Four Hundred Rolls Royce Marine Staff To Be Laid Off By End of 2016

by Ship & Bunker News Team
Tuesday October 6, 2015

Rolls-Royce will reduce the number of staff in its Marine business by 400 people worldwide by the end of 2016, the company this week announced.

This is in addition to a layoff of 600 employees previously announced in May, in a business that employs around 5,800 people in 34 countries.

Rolls-Royce says the layoffs are driven by the impact of the low price of oil and subsequent fall in orders.

Mikael Makinen, president, Rolls-Royce, stated that "After many years of strong performance through to 2013, led by good growth in the oil and gas sector, our order book and profitability have been adversely impacted by the sharp and subsequently prolonged drop in the price of oil.

"This is a fundamentally strong business, but we have to take decisive action to position it for future growth, with a structure that is simple, efficient and effective."

The layoffs are part of a two years-in-the-making strategy to focus on improving competitiveness by reducing corporate and administrative costs.

Makinen added, "We will sharpen our focus on the marine technologies of tomorrow by significantly increasing our current rate of investment in research and development."
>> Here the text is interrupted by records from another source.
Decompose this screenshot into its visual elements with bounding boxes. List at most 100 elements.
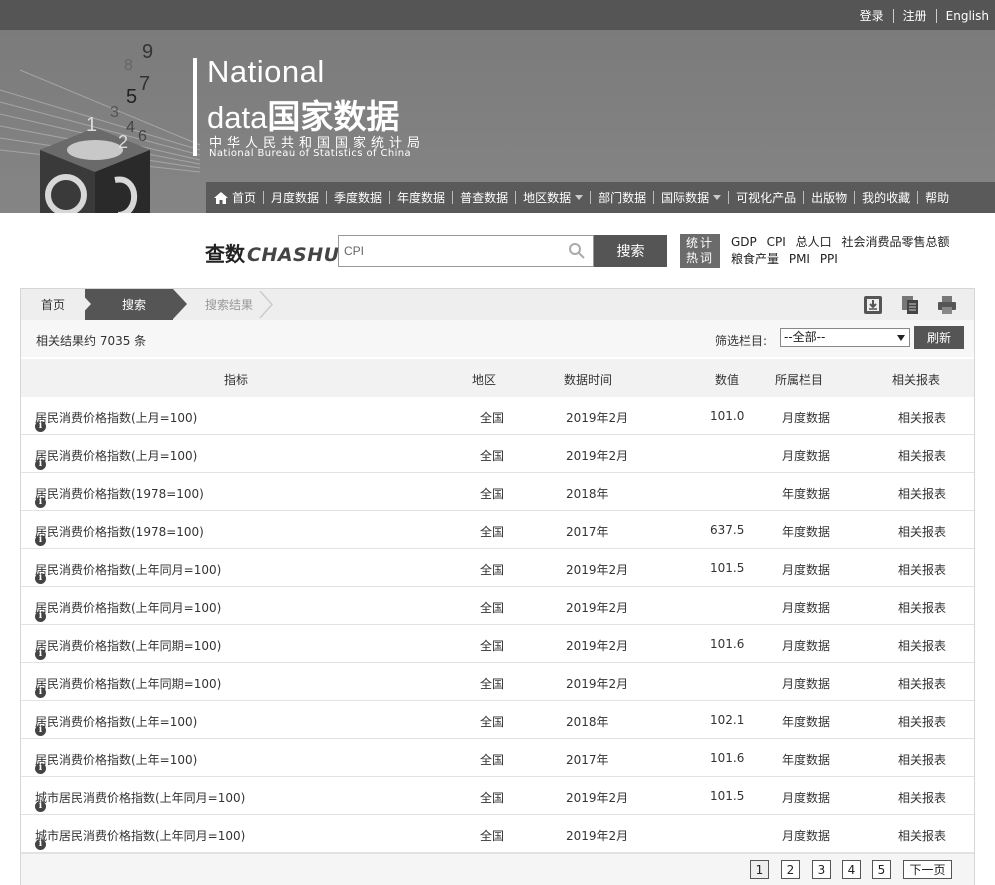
info-icon[interactable]: i [35,763,46,774]
nav-item-regional[interactable]: 地区数据 [523,189,584,206]
nav-item-international[interactable]: 国际数据 [661,189,722,206]
time-cell: 2018年 [566,487,609,501]
info-icon[interactable]: i [35,839,46,850]
hot-word-link[interactable]: PPI [820,251,838,268]
logo-cn-title: 国家数据 [267,98,400,135]
page-button-3[interactable]: 3 [812,860,831,879]
nav-item-favorites[interactable]: 我的收藏 [862,189,910,206]
logo-en-subtitle: National Bureau of Statistics of China [209,148,412,159]
related-report-link[interactable]: 相关报表 [898,485,946,502]
indicator-cell[interactable]: i 居民消费价格指数(上月=100) [35,447,197,470]
indicator-cell[interactable]: i 居民消费价格指数(上年=100) [35,713,197,736]
indicator-cell[interactable]: i 居民消费价格指数(1978=100) [35,523,204,546]
time-cell: 2019年2月 [566,601,629,615]
register-link[interactable]: 注册 [903,7,927,24]
hot-word-link[interactable]: 粮食产量 [731,251,779,268]
result-count: 相关结果约 7035 条 [36,334,147,348]
related-report-link[interactable]: 相关报表 [898,789,946,806]
nav-item-annual[interactable]: 年度数据 [397,189,445,206]
column-header-region: 地区 [472,373,497,387]
indicator-cell[interactable]: i 居民消费价格指数(1978=100) [35,485,204,508]
related-report-link[interactable]: 相关报表 [898,713,946,730]
page-button-5[interactable]: 5 [872,860,891,879]
indicator-name: 居民消费价格指数(上年=100) [35,753,198,767]
hot-word-link[interactable]: 总人口 [796,234,832,251]
related-report-link[interactable]: 相关报表 [898,637,946,654]
nav-item-quarterly[interactable]: 季度数据 [334,189,382,206]
related-report-link[interactable]: 相关报表 [898,409,946,426]
download-icon[interactable] [863,295,883,315]
hot-word-link[interactable]: GDP [731,234,757,251]
category-cell: 年度数据 [782,715,831,729]
info-icon[interactable]: i [35,573,46,584]
category-cell: 月度数据 [782,829,831,843]
related-report-link[interactable]: 相关报表 [898,523,946,540]
indicator-name: 居民消费价格指数(1978=100) [35,525,204,539]
hot-word-link[interactable]: CPI [767,234,786,251]
region-cell: 全国 [480,753,505,767]
time-cell: 2019年2月 [566,829,629,843]
category-cell: 月度数据 [782,601,831,615]
search-icon[interactable] [568,242,586,260]
indicator-cell[interactable]: i 居民消费价格指数(上年同月=100) [35,599,221,622]
print-icon[interactable] [937,295,957,315]
related-report-link[interactable]: 相关报表 [898,751,946,768]
nav-item-department[interactable]: 部门数据 [598,189,646,206]
indicator-cell[interactable]: i 居民消费价格指数(上年同期=100) [35,675,222,698]
login-link[interactable]: 登录 [860,7,884,24]
page-button-2[interactable]: 2 [781,860,800,879]
indicator-cell[interactable]: i 居民消费价格指数(上年同期=100) [35,637,222,660]
info-icon[interactable]: i [35,687,46,698]
related-report-link[interactable]: 相关报表 [898,827,946,844]
nav-item-census[interactable]: 普查数据 [460,189,508,206]
breadcrumb-search[interactable]: 搜索 [85,289,173,320]
info-icon[interactable]: i [35,725,46,736]
time-cell: 2017年 [566,753,609,767]
table-row: i 居民消费价格指数(上月=100) 全国 2019年2月 101.0 月度数据 相关报表 [21,397,974,435]
table-row: i 居民消费价格指数(上年=100) 全国 2018年 102.1 年度数据 相关报表 [21,701,974,739]
search-button[interactable]: 搜索 [594,235,667,267]
hot-word-link[interactable]: PMI [789,251,810,268]
cube-digit: 7 [139,73,150,95]
nav-item-publications[interactable]: 出版物 [811,189,847,206]
filter-select[interactable]: --全部-- [780,328,910,347]
value-cell: 637.5 [710,523,745,537]
value-cell: 102.1 [710,713,745,727]
results-table-body: i 居民消费价格指数(上月=100) 全国 2019年2月 101.0 月度数据 相关报表 i… [21,397,974,853]
breadcrumb-home[interactable]: 首页 [21,289,85,320]
info-icon[interactable]: i [35,611,46,622]
breadcrumb-arrow [173,289,187,319]
related-report-link[interactable]: 相关报表 [898,675,946,692]
search-input[interactable] [338,235,594,267]
indicator-cell[interactable]: i 居民消费价格指数(上年=100) [35,751,198,774]
next-page-button[interactable]: 下一页 [903,860,952,879]
time-cell: 2017年 [566,525,609,539]
related-report-link[interactable]: 相关报表 [898,599,946,616]
indicator-name: 居民消费价格指数(上年同期=100) [35,677,222,691]
page-button-4[interactable]: 4 [842,860,861,879]
related-report-link[interactable]: 相关报表 [898,447,946,464]
info-icon[interactable]: i [35,459,46,470]
home-icon [214,191,228,204]
info-icon[interactable]: i [35,535,46,546]
info-icon[interactable]: i [35,801,46,812]
hot-word-link[interactable]: 社会消费品零售总额 [841,234,949,251]
related-report-link[interactable]: 相关报表 [898,561,946,578]
copy-icon[interactable] [900,295,920,315]
indicator-cell[interactable]: i 城市居民消费价格指数(上年同月=100) [35,789,245,812]
refresh-button[interactable]: 刷新 [914,326,964,349]
nav-item-home[interactable]: 首页 [214,189,256,206]
indicator-cell[interactable]: i 居民消费价格指数(上年同月=100) [35,561,221,584]
info-icon[interactable]: i [35,649,46,660]
nav-item-visualization[interactable]: 可视化产品 [736,189,796,206]
indicator-cell[interactable]: i 居民消费价格指数(上月=100) [35,409,197,432]
info-icon[interactable]: i [35,421,46,432]
chashu-logo-cn: 查数 [205,242,245,266]
indicator-cell[interactable]: i 城市居民消费价格指数(上年同月=100) [35,827,245,850]
english-link[interactable]: English [946,9,989,23]
page-button-1[interactable]: 1 [750,860,769,879]
info-icon[interactable]: i [35,497,46,508]
nav-item-monthly[interactable]: 月度数据 [271,189,319,206]
nav-item-help[interactable]: 帮助 [925,189,949,206]
indicator-name: 居民消费价格指数(上年同期=100) [35,639,222,653]
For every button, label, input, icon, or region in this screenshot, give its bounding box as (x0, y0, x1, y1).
Rolls-Royce expects its strategies will generate full year savings of £40 million ($65 million) and incremental benefits from 2016 onwards, with most of the initial savings to be invested in R&D activity.

Makinen concluded, "Reducing our workforce is never an easy decision, but the continued weak oil price, and the need to become more competitive, means it is necessary."

Rolls-Royce is a major force in technological development, with a recent example being its lead in a new €6.6 million ($7.23 million) project working toward autonomous ships, known as the Advanced Autonomous Waterborne Applications Initiative.